Although some 34,000 Polk County residents have already been tested for coronavirus, the board of county commissioners learned last week more testing continues to be needed.
Polk County Health Department Director Dr. Joy Jackson told commissioners at a June 15 work session that more testing — and more targeted testing — was required, especially in the wake of a recent uptick in the number of cases reported.
“I'm worried about the trends in cases,” Jackson told the commission. “I'm worried because we have a population that doesn't have immunity to this disease and Covid-19 is five-to-20 times more fatal than influenza.”
Jackson then explained that the reported cases in the county doubled in the last two weeks and showed no signs of abating.
While the majority of the county's 75 deaths have been linked to care facilities, Jackson revealed that one of the recent fatalities was that of a 27-year-old Polk resident.
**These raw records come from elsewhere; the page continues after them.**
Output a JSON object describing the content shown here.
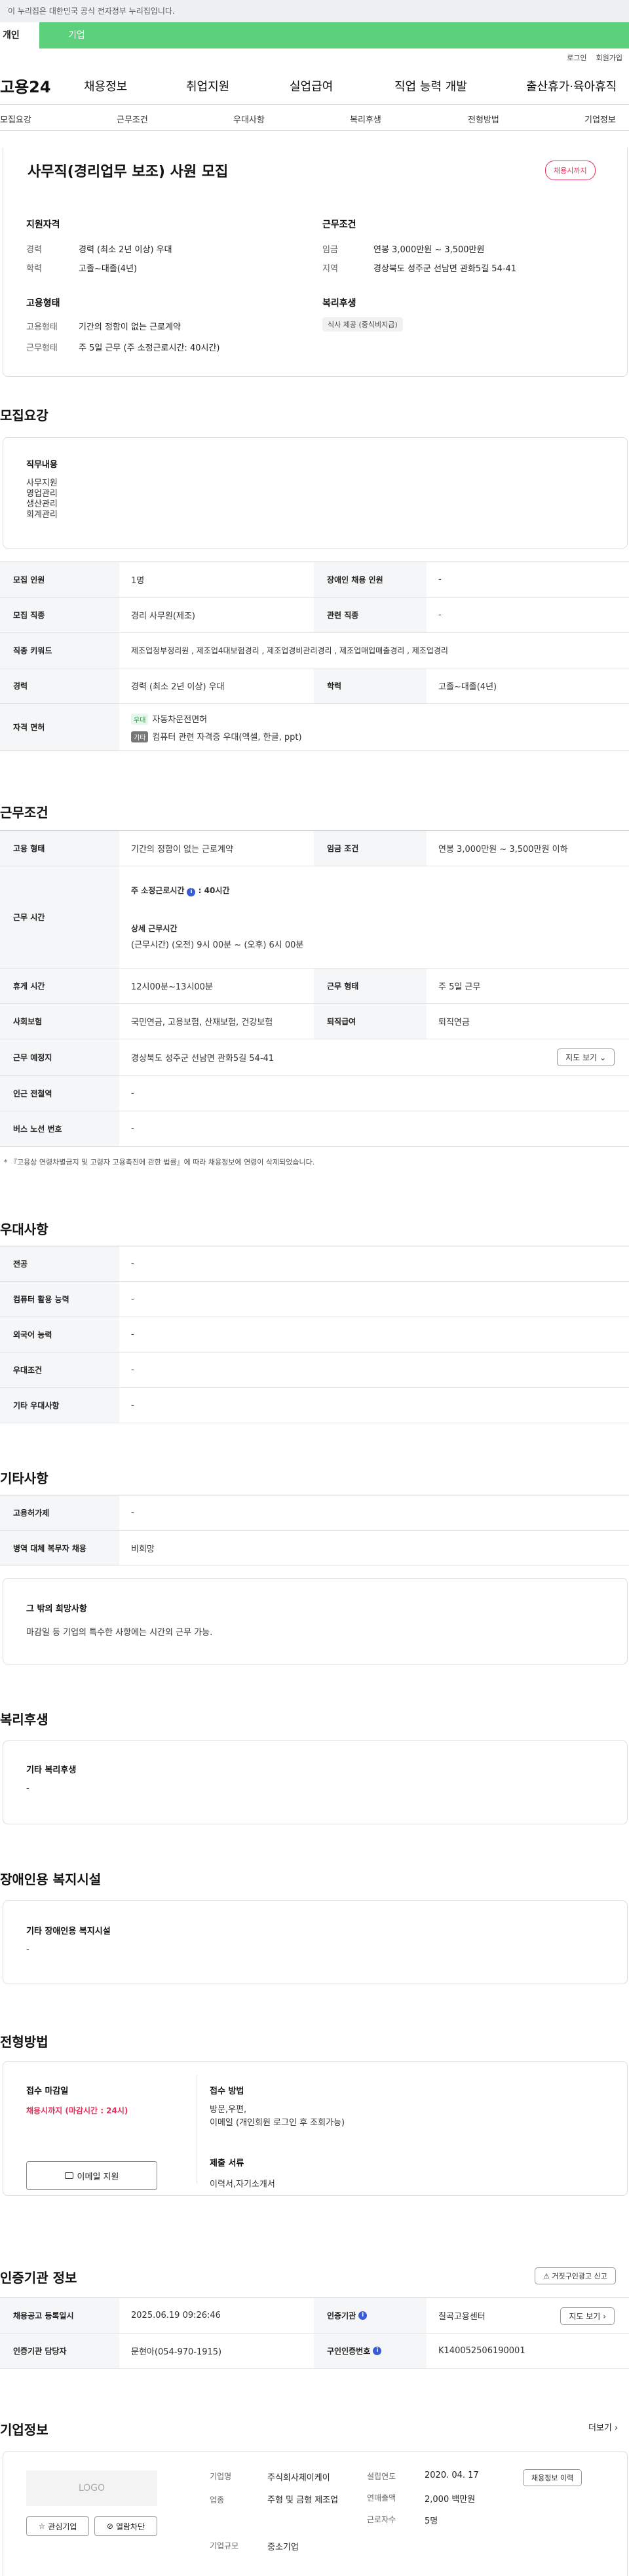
{
  "gov_banner": "이 누리집은 대한민국 공식 전자정부 누리집입니다.",
  "user_tabs": [
    "개인",
    "기업"
  ],
  "util_links": [
    "로그인",
    "회원가입"
  ],
  "logo": "고용24",
  "gnb": [
    "채용정보",
    "취업지원",
    "실업급여",
    "직업 능력 개발",
    "출산휴가·육아휴직"
  ],
  "subnav": [
    "모집요강",
    "근무조건",
    "우대사항",
    "복리후생",
    "전형방법",
    "기업정보"
  ],
  "job": {
    "title": "사무직(경리업무 보조) 사원 모집",
    "badge": "채용시까지",
    "qual_title": "지원자격",
    "career_label": "경력",
    "career": "경력 (최소 2년 이상) 우대",
    "edu_label": "학력",
    "edu": "고졸~대졸(4년)",
    "emp_title": "고용형태",
    "emp_label": "고용형태",
    "emp": "기간의 정함이 없는 근로계약",
    "work_label": "근무형태",
    "work": "주 5일 근무 (주 소정근로시간: 40시간)",
    "cond_title": "근무조건",
    "wage_label": "임금",
    "wage": "연봉 3,000만원 ~ 3,500만원",
    "region_label": "지역",
    "region": "경상북도 성주군 선남면 관화5길 54-41",
    "welfare_title": "복리후생",
    "welfare_tag": "식사 제공 (중식비지급)"
  },
  "recruit": {
    "section": "모집요강",
    "duty_title": "직무내용",
    "duties": [
      "사무지원",
      "영업관리",
      "생산관리",
      "회계관리"
    ],
    "rows": {
      "headcount_l": "모집 인원",
      "headcount": "1명",
      "disabled_l": "장애인 채용 인원",
      "disabled": "-",
      "job_l": "모집 직종",
      "job": "경리 사무원(제조)",
      "rel_l": "관련 직종",
      "rel": "-",
      "kw_l": "직종 키워드",
      "kw": "제조업정부정리원 , 제조업4대보험경리 , 제조업경비관리경리 , 제조업매입매출경리 , 제조업경리",
      "career_l": "경력",
      "career": "경력 (최소 2년 이상) 우대",
      "edu_l": "학력",
      "edu": "고졸~대졸(4년)",
      "lic_l": "자격 면허",
      "lic_tag1": "우대",
      "lic1": "자동차운전면허",
      "lic_tag2": "기타",
      "lic2": "컴퓨터 관련 자격증 우대(엑셀, 한글, ppt)"
    }
  },
  "conditions": {
    "section": "근무조건",
    "type_l": "고용 형태",
    "type": "기간의 정함이 없는 근로계약",
    "wage_l": "임금 조건",
    "wage": "연봉 3,000만원 ~ 3,500만원 이하",
    "time_l": "근무 시간",
    "time_week": "주 소정근로시간",
    "time_week_v": ": 40시간",
    "time_detail_t": "상세 근무시간",
    "time_detail": "(근무시간) (오전) 9시 00분 ~ (오후) 6시 00분",
    "rest_l": "휴게 시간",
    "rest": "12시00분~13시00분",
    "form_l": "근무 형태",
    "form": "주 5일 근무",
    "ins_l": "사회보험",
    "ins": "국민연금, 고용보험, 산재보험, 건강보험",
    "ret_l": "퇴직급여",
    "ret": "퇴직연금",
    "place_l": "근무 예정지",
    "place": "경상북도 성주군 선남면 관화5길 54-41",
    "map_btn": "지도 보기",
    "sub_l": "인근 전철역",
    "sub": "-",
    "bus_l": "버스 노선 번호",
    "bus": "-",
    "note": "* 『고용상 연령차별금지 및 고령자 고용촉진에 관한 법률』에 따라 채용정보에 연령이 삭제되었습니다."
  },
  "pref": {
    "section": "우대사항",
    "rows": [
      {
        "l": "전공",
        "v": "-"
      },
      {
        "l": "컴퓨터 활용 능력",
        "v": "-"
      },
      {
        "l": "외국어 능력",
        "v": "-"
      },
      {
        "l": "우대조건",
        "v": "-"
      },
      {
        "l": "기타 우대사항",
        "v": "-"
      }
    ]
  },
  "etc": {
    "section": "기타사항",
    "rows": [
      {
        "l": "고용허가제",
        "v": "-"
      },
      {
        "l": "병역 대체 복무자 채용",
        "v": "비희망"
      }
    ],
    "box_title": "그 밖의 희망사항",
    "box_text": "마감일 등 기업의 특수한 사항에는 시간외 근무 가능."
  },
  "welfare": {
    "section": "복리후생",
    "title": "기타 복리후생",
    "v": "-"
  },
  "facility": {
    "section": "장애인용 복지시설",
    "title": "기타 장애인용 복지시설",
    "v": "-"
  },
  "process": {
    "section": "전형방법",
    "deadline_t": "접수 마감일",
    "deadline": "채용시까지 (마감시간 : 24시)",
    "email_btn": "이메일 지원",
    "method_t": "접수 방법",
    "method1": "방문,우편,",
    "method2": "이메일 (개인회원 로그인 후 조회가능)",
    "docs_t": "제출 서류",
    "docs": "이력서,자기소개서"
  },
  "agency": {
    "section": "인증기관 정보",
    "report_btn": "거짓구인광고 신고",
    "date_l": "채용공고 등록일시",
    "date": "2025.06.19 09:26:46",
    "org_l": "인증기관",
    "org": "칠곡고용센터",
    "map_btn": "지도 보기",
    "mgr_l": "인증기관 담당자",
    "mgr": "문현아(054-970-1915)",
    "no_l": "구인인증번호",
    "no": "K140052506190001"
  },
  "company": {
    "section": "기업정보",
    "more": "더보기",
    "logo": "LOGO",
    "fav_btn": "관심기업",
    "block_btn": "열람차단",
    "name_l": "기업명",
    "name": "주식회사체이케이",
    "ind_l": "업종",
    "ind": "주형 및 금형 제조업",
    "size_l": "기업규모",
    "size": "중소기업",
    "est_l": "설립연도",
    "est": "2020. 04. 17",
    "sales_l": "연매출액",
    "sales": "2,000 백만원",
    "emp_l": "근로자수",
    "emp": "5명",
    "hist_btn": "채용정보 이력"
  }
}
Citing privacy rules, she could not elaborate on that incident.
Jackson was adamant that testing and tracing was the only way to contain the spread of the pandemic. The testing reveals if a person has or has had the disease and the tracing gives health workers the opportunity to emphasize quarantining and isolation of those exposed.
Jackson suggested the county direct its testing towards areas with “cultural and economic disparities,” citing areas within Frostproof, Fort Meade, Lakeland, Winter Haven, Auburndale, Poinciana, Davenport and Haines City. She said she'd like to see the county provide testing to about 7,000 residents per month over the next five months — for a total of 35,000 tests.
“This is not a sprint — this is a marathon,” she added.
The county had already set aside funds for testing that it received in late May and, following Jackson's presentation, the board added another $10 million of its CARES relief money to the medical pot to amp up the testing program.
Jackson said her department would continue coordinating testing operations with the county's three hospital providers: Lakeland Regional Health, AdventHealth and BayCare. She also said testing stations would be either static, like one at the Lakeland Civic Center, or could be pop-ups similar to one recently held in Bartow.
Jackson also strongly urged the commission and the general public to use face masks while out in the community, to continue to maintain social distancing and to practice frequent hand-washing.
County Manager Bill Beasley assured the county board that the $126 million relief budget had ample funds to cover the costs of testing that Jackson said was needed.